The Key-Value store state provider does not require everything to be kept in memory. This provider actually stores the state of all actors on the local disk and the state is also replicated to the local disk on other nodes. So the KVS store is considered a persistent and reliable store.

In addition to that, the state of active actors is also stored in memory. When an actor hasn't been used in a while, it gets deactivated and garbage collected. When this happens, the in-memory copy is freed and only the copy on disk remains. When the actor is activated again, the state is fetched from disk and remains in memory as long as the actor is active.

Also, KVS is not the only built-in state provider. We also have the VolatileActorStateProvider (http://azure.microsoft.com/en-gb/documentation/articles/service-fabric-reliable-actors-platform/#actor-state-provider-choices). This is the state provider that keeps everything in memory.

6
votes

The KvsActorStateProvider does indeed store actor state in a KeyValueStore which is a similar structure to the ReliableDictionary.

The first question I'd ask is whether you need to relegate old actors state to cold storage? The limitation of keeping everything in memory doesn't limit you to a total number of actors, but a total number per replica. So you must first consider the partitioning strategy so that your actors are distributed across a number of different replicas. As your demands grow you can then add more machines to the cluster and the ServiceFabric will orchestrate movements of the replicas to the new machines. For more information on partitioning of the Actor service, see http://azure.microsoft.com/en-gb/documentation/articles/service-fabric-reliable-actors-platform/

If you do want to use cold storage after some time, then you have a couple of options. Firstly, you could decorate your actors with a custom ActorStateProviderAttribute that returns your own implementation of an IActorStateProvider that can handle persistence as you decide.

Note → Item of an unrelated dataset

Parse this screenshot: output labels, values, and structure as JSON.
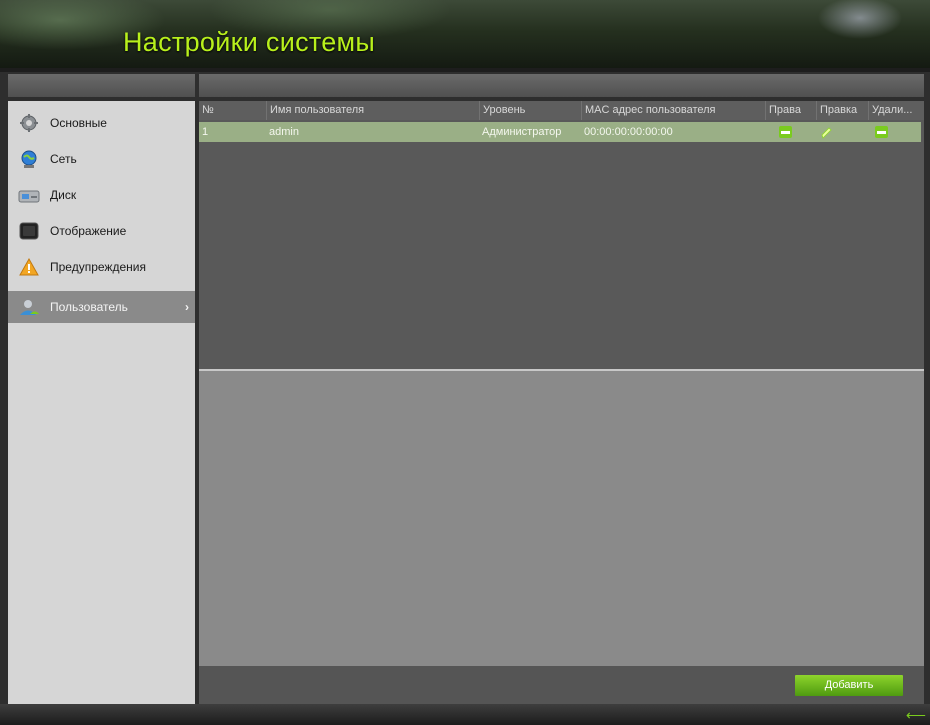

Alternatively, you could handle it entirely within your Actor implementation. Hook into the Actor Lifecycle and in OnDeactivateAsync such that when the instance is garbage collected, or use an Actor Reminder for some specified time in the future, to serialise the state and store in cold storage such as blob or table storage and null out the State property. The ActivateAsync override can then be used to retrieve this state from offline storage and deserialise.